BellyPork · 13/08/2025 20:05

MuckFusk · 13/08/2025 19:30

Things should be how you want them to be as much as you can manage to achieve. What are your goals? Where do you want to be at this stage in your life?
You have a lot of great things going for you. Congrats on that. There are some things you want to change, so you need to work on your self esteem and making friends. You're already working on your weight. It sucks to be that far away from family, but it sounds like it's still doable by train or car. Are you dating? Is that something you'd like to be doing?

I wonder what her husband would think about her dating.

greengreyblue · 13/08/2025 20:07

There is no ‘should’.

iamnotalemon · 13/08/2025 20:08

However you bloody want it to OP. You are in control of your life, live it in a way you like.

MuckFusk · 13/08/2025 20:12

BellyPork · 13/08/2025 20:05

I wonder what her husband would think about her dating.

I read it as unmarried for some reason. Maybe it was because she seems content. 😄

Enrichetta · 13/08/2025 20:15

Picle · 13/08/2025 19:23

Recently just turned 50 and wondering how my life should look according to MN. I am married, no DC, working part time, financially secure, have pets. Nice car and home, imo anyway.

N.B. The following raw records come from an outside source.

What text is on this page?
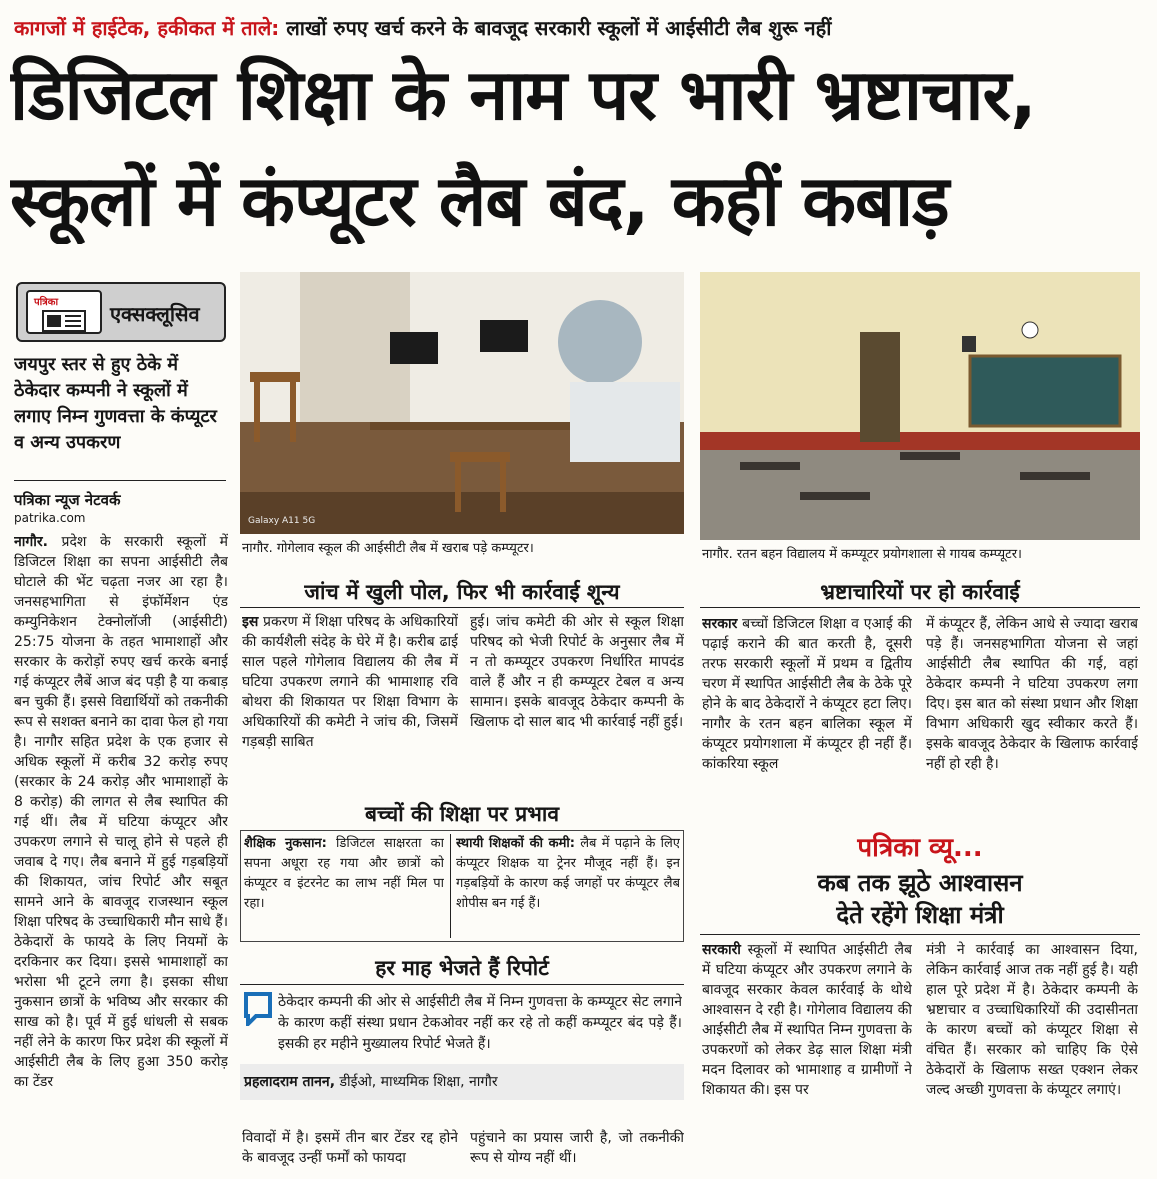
कागजों में हाईटेक, हकीकत में ताले: लाखों रुपए खर्च करने के बावजूद सरकारी स्कूलों में आईसीटी लैब शुरू नहीं
डिजिटल शिक्षा के नाम पर भारी भ्रष्टाचार,
स्कूलों में कंप्यूटर लैब बंद, कहीं कबाड़
पत्रिका	एक्सक्लूसिव
जयपुर स्तर से हुए ठेके में ठेकेदार कम्पनी ने स्कूलों में लगाए निम्न गुणवत्ता के कंप्यूटर व अन्य उपकरण
पत्रिका न्यूज नेटवर्क
patrika.com
नागौर. प्रदेश के सरकारी स्कूलों में डिजिटल शिक्षा का सपना आईसीटी लैब घोटाले की भेंट चढ़ता नजर आ रहा है। जनसहभागिता से इंफॉर्मेशन एंड कम्युनिकेशन टेक्नोलॉजी (आईसीटी) 25:75 योजना के तहत भामाशाहों और सरकार के करोड़ों रुपए खर्च करके बनाई गई कंप्यूटर लैबें आज बंद पड़ी है या कबाड़ बन चुकी हैं। इससे विद्यार्थियों को तकनीकी रूप से सशक्त बनाने का दावा फेल हो गया है। नागौर सहित प्रदेश के एक हजार से अधिक स्कूलों में करीब 32 करोड़ रुपए (सरकार के 24 करोड़ और भामाशाहों के 8 करोड़) की लागत से लैब स्थापित की गई थीं। लैब में घटिया कंप्यूटर और उपकरण लगाने से चालू होने से पहले ही जवाब दे गए। लैब बनाने में हुई गड़बड़ियों की शिकायत, जांच रिपोर्ट और सबूत सामने आने के बावजूद राजस्थान स्कूल शिक्षा परिषद के उच्चाधिकारी मौन साधे हैं। ठेकेदारों के फायदे के लिए नियमों के दरकिनार कर दिया। इससे भामाशाहों का भरोसा भी टूटने लगा है। इसका सीधा नुकसान छात्रों के भविष्य और सरकार की साख को है। पूर्व में हुई धांधली से सबक नहीं लेने के कारण फिर प्रदेश की स्कूलों में आईसीटी लैब के लिए हुआ 350 करोड़ का टेंडर
Galaxy A11 5G
नागौर. गोगेलाव स्कूल की आईसीटी लैब में खराब पड़े कम्प्यूटर।	नागौर. रतन बहन विद्यालय में कम्प्यूटर प्रयोगशाला से गायब कम्प्यूटर।
जांच में खुली पोल, फिर भी कार्रवाई शून्य
इस प्रकरण में शिक्षा परिषद के अधिकारियों की कार्यशैली संदेह के घेरे में है। करीब ढाई साल पहले गोगेलाव विद्यालय की लैब में घटिया उपकरण लगाने की भामाशाह रवि बोथरा की शिकायत पर शिक्षा विभाग के अधिकारियों की कमेटी ने जांच की, जिसमें गड़बड़ी साबित
हुई। जांच कमेटी की ओर से स्कूल शिक्षा परिषद को भेजी रिपोर्ट के अनुसार लैब में न तो कम्प्यूटर उपकरण निर्धारित मापदंड वाले हैं और न ही कम्प्यूटर टेबल व अन्य सामान। इसके बावजूद ठेकेदार कम्पनी के खिलाफ दो साल बाद भी कार्रवाई नहीं हुई।
बच्चों की शिक्षा पर प्रभाव
शैक्षिक नुकसान: डिजिटल साक्षरता का सपना अधूरा रह गया और छात्रों को कंप्यूटर व इंटरनेट का लाभ नहीं मिल पा रहा।
स्थायी शिक्षकों की कमी: लैब में पढ़ाने के लिए कंप्यूटर शिक्षक या ट्रेनर मौजूद नहीं हैं। इन गड़बड़ियों के कारण कई जगहों पर कंप्यूटर लैब शोपीस बन गई हैं।
हर माह भेजते हैं रिपोर्ट
ठेकेदार कम्पनी की ओर से आईसीटी लैब में निम्न गुणवत्ता के कम्प्यूटर सेट लगाने के कारण कहीं संस्था प्रधान टेकओवर नहीं कर रहे तो कहीं कम्प्यूटर बंद पड़े हैं। इसकी हर महीने मुख्यालय रिपोर्ट भेजते हैं।
प्रहलादराम तानन, डीईओ, माध्यमिक शिक्षा, नागौर
विवादों में है। इसमें तीन बार टेंडर रद्द होने के बावजूद उन्हीं फर्मों को फायदा
पहुंचाने का प्रयास जारी है, जो तकनीकी रूप से योग्य नहीं थीं।
भ्रष्टाचारियों पर हो कार्रवाई
सरकार बच्चों डिजिटल शिक्षा व एआई की पढ़ाई कराने की बात करती है, दूसरी तरफ सरकारी स्कूलों में प्रथम व द्वितीय चरण में स्थापित आईसीटी लैब के ठेके पूरे होने के बाद ठेकेदारों ने कंप्यूटर हटा लिए। नागौर के रतन बहन बालिका स्कूल में कंप्यूटर प्रयोगशाला में कंप्यूटर ही नहीं हैं। कांकरिया स्कूल
में कंप्यूटर हैं, लेकिन आधे से ज्यादा खराब पड़े हैं। जनसहभागिता योजना से जहां आईसीटी लैब स्थापित की गई, वहां ठेकेदार कम्पनी ने घटिया उपकरण लगा दिए। इस बात को संस्था प्रधान और शिक्षा विभाग अधिकारी खुद स्वीकार करते हैं। इसके बावजूद ठेकेदार के खिलाफ कार्रवाई नहीं हो रही है।
पत्रिका व्यू...
कब तक झूठे आश्वासन
देते रहेंगे शिक्षा मंत्री
सरकारी स्कूलों में स्थापित आईसीटी लैब में घटिया कंप्यूटर और उपकरण लगाने के बावजूद सरकार केवल कार्रवाई के थोथे आश्वासन दे रही है। गोगेलाव विद्यालय की आईसीटी लैब में स्थापित निम्न गुणवत्ता के उपकरणों को लेकर डेढ़ साल शिक्षा मंत्री मदन दिलावर को भामाशाह व ग्रामीणों ने शिकायत की। इस पर
मंत्री ने कार्रवाई का आश्वासन दिया, लेकिन कार्रवाई आज तक नहीं हुई है। यही हाल पूरे प्रदेश में है। ठेकेदार कम्पनी के भ्रष्टाचार व उच्चाधिकारियों की उदासीनता के कारण बच्चों को कंप्यूटर शिक्षा से वंचित हैं। सरकार को चाहिए कि ऐसे ठेकेदारों के खिलाफ सख्त एक्शन लेकर जल्द अच्छी गुणवत्ता के कंप्यूटर लगाएं।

Downsides - very few friends, live 3 hours away from family and hometown. Overweight but working on it. No self esteem because of a lifetime of being bullied. Am told I am almost too nice.

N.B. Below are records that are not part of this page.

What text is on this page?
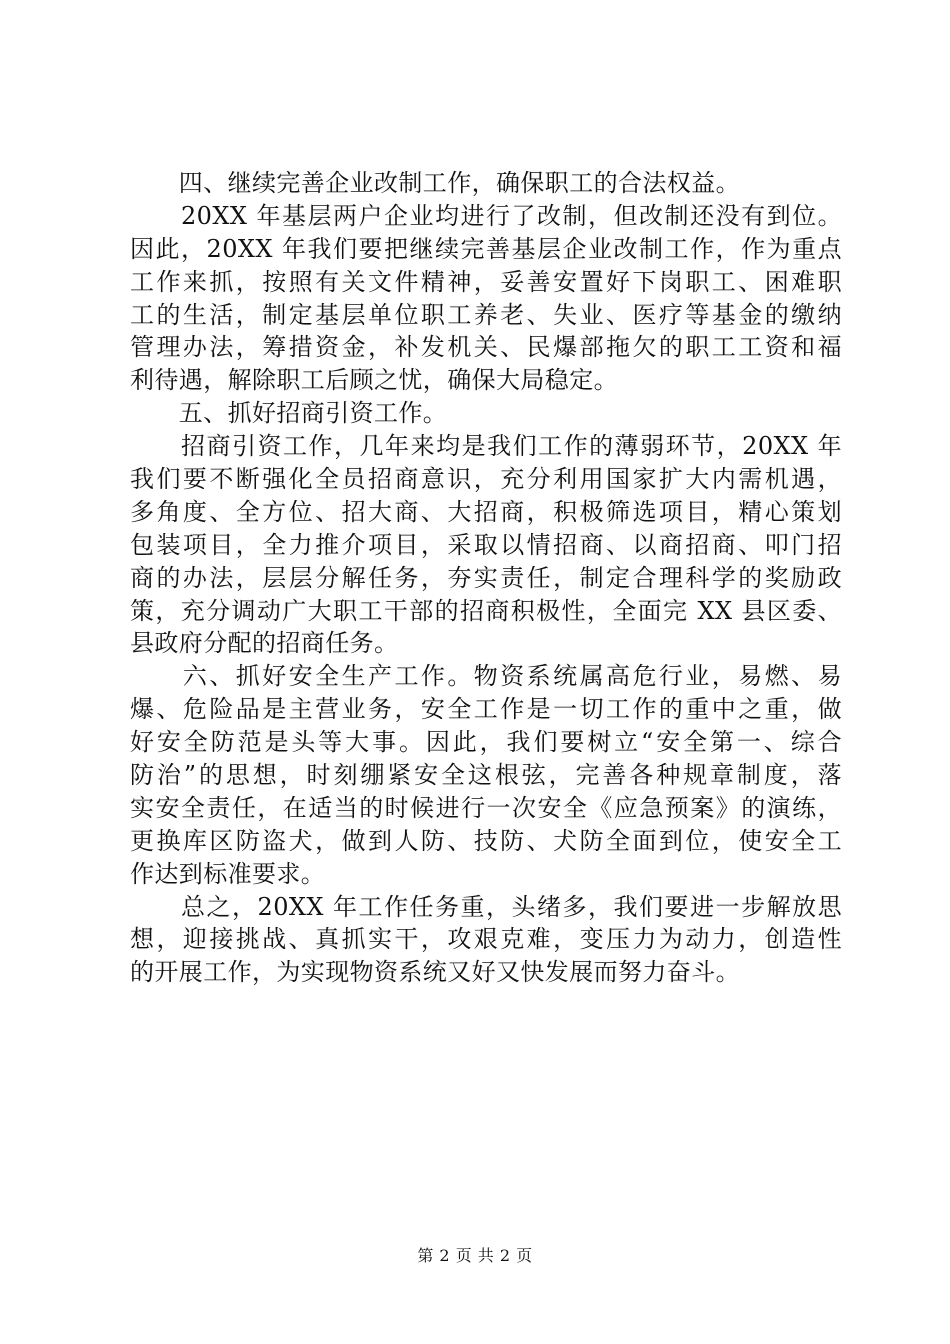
　　四、继续完善企业改制工作，确保职工的合法权益。
　　20XX 年基层两户企业均进行了改制，但改制还没有到位。
因此，20XX 年我们要把继续完善基层企业改制工作，作为重点
工作来抓，按照有关文件精神，妥善安置好下岗职工、困难职
工的生活，制定基层单位职工养老、失业、医疗等基金的缴纳
管理办法，筹措资金，补发机关、民爆部拖欠的职工工资和福
利待遇，解除职工后顾之忧，确保大局稳定。
　　五、抓好招商引资工作。
　　招商引资工作，几年来均是我们工作的薄弱环节，20XX 年
我们要不断强化全员招商意识，充分利用国家扩大内需机遇，
多角度、全方位、招大商、大招商，积极筛选项目，精心策划
包装项目，全力推介项目，采取以情招商、以商招商、叩门招
商的办法，层层分解任务，夯实责任，制定合理科学的奖励政
策，充分调动广大职工干部的招商积极性，全面完 XX 县区委、
县政府分配的招商任务。
　　六、抓好安全生产工作。物资系统属高危行业，易燃、易
爆、危险品是主营业务，安全工作是一切工作的重中之重，做
好安全防范是头等大事。因此，我们要树立“安全第一、综合
防治”的思想，时刻绷紧安全这根弦，完善各种规章制度，落
实安全责任，在适当的时候进行一次安全《应急预案》的演练，
更换库区防盗犬，做到人防、技防、犬防全面到位，使安全工
作达到标准要求。
　　总之，20XX 年工作任务重，头绪多，我们要进一步解放思
想，迎接挑战、真抓实干，攻艰克难，变压力为动力，创造性
的开展工作，为实现物资系统又好又快发展而努力奋斗。
第 2 页 共 2 页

How do you think things should be at my age?

Why have you spent a lifetime being bullied - who is bullying you and why are you putting up with it?

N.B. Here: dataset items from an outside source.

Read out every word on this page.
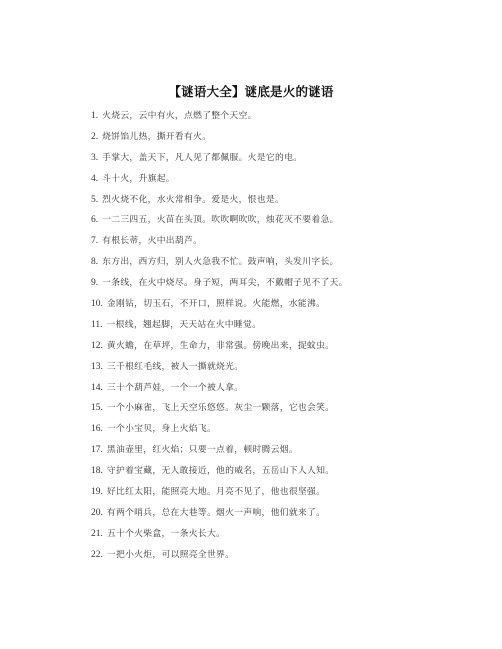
【谜语大全】谜底是火的谜语
1. 火烧云，云中有火，点燃了整个天空。
2. 烧饼馅儿热，撕开看有火。
3. 手掌大，盖天下，凡人见了都佩服。火是它的电。
4. 斗十火，升旗起。
5. 烈火烧不化，水火常相争。爱是火，恨也是。
6. 一二三四五，火苗在头顶。吹吹啊吹吹，烛花灭不要着急。
7. 有根长蒂，火中出葫芦。
8. 东方出，西方归，别人火急我不忙。鼓声响，头发川字长。
9. 一条线，在火中烧尽。身子短，两耳尖，不戴帽子见不了天。
10. 金刚钻，切玉石，不开口，照样说。火能燃，水能沸。
11. 一根线，翘起脚，天天站在火中睡觉。
12. 黄火蟾，在草坪，生命力，非常强。傍晚出来，捉蚊虫。
13. 三千根红毛线，被人一撕就烧光。
14. 三十个葫芦娃，一个一个被人拿。
15. 一个小麻雀，飞上天空乐悠悠。灰尘一颗落，它也会笑。
16. 一个小宝贝，身上火焰飞。
17. 黑油壶里，红火焰；只要一点着，顿时腾云烟。
18. 守护着宝藏，无人敢接近，他的威名，五岳山下人人知。
19. 好比红太阳，能照亮大地。月亮不见了，他也很坚强。
20. 有两个哨兵，总在大巷等。烟火一声响，他们就来了。
21. 五十个火柴盒，一条火长大。
22. 一把小火炬，可以照亮全世界。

You only work part time - what are you doing the rest of the time?

You are clearly a people pleaser - what have you done to address this?

Where does your husband fit into all this?

Lots of questions……. which you should work on with a therapist.

Cheyennegreen · 13/08/2025 20:18

It sounds like you have a lovely life OP and living the dream to be financially secure and working part time. Friends and fitness could come together (eg join the leisure centre), do some volunteering, join a class. The world is your oyster

summerskyblue · 13/08/2025 20:21

OP I think everyone's life is different and I never see the point of comparing yourself to others and thinking that there is only one template that you need to follow.

I changed so many things in my life when I was about 50: moved from London to a small seaside town, got rid of any toxic people in my life, took up some new types of physical exercise (pilates, running).

Frankly I feel like my life is still a work in progress and I am learning new things and life lessons everyday still.

OP I think you need to ask yourself what you would like your life to be like.

Jk987 · 13/08/2025 20:28

You’re comfortable financially so I’d say it sounds like you need to get out and have more fun. You know that 50 is no age? You don’t have to slow down or anything!
Travel, hike, weekends away, days out, events, whatever floats your boat! Not forgetting spending time with your loved ones.

lljkk · 13/08/2025 20:29

Well... you "should" be happy. Most people deserve to be happy.
At 50 or any age.
What makes you happy, you can figure it out, and the picture could be different from what makes other people happy, too.

Assuming your happiness isn't at expense of anyone else's happiness, I must add.

Linenpickle · 13/08/2025 20:43

If you’re happy then who cares! I’ve just turned 50 and similar to you. Just had an internal hissy fit trying to find something different to wear as nothing fits me now but whilst I’d like to lose weight, I’m not doing anything about it so my fault but I’m relatively happy.

ChipsRebecca · 13/08/2025 21:05

Everyone’s life is so different!! There literally is no ‘should!’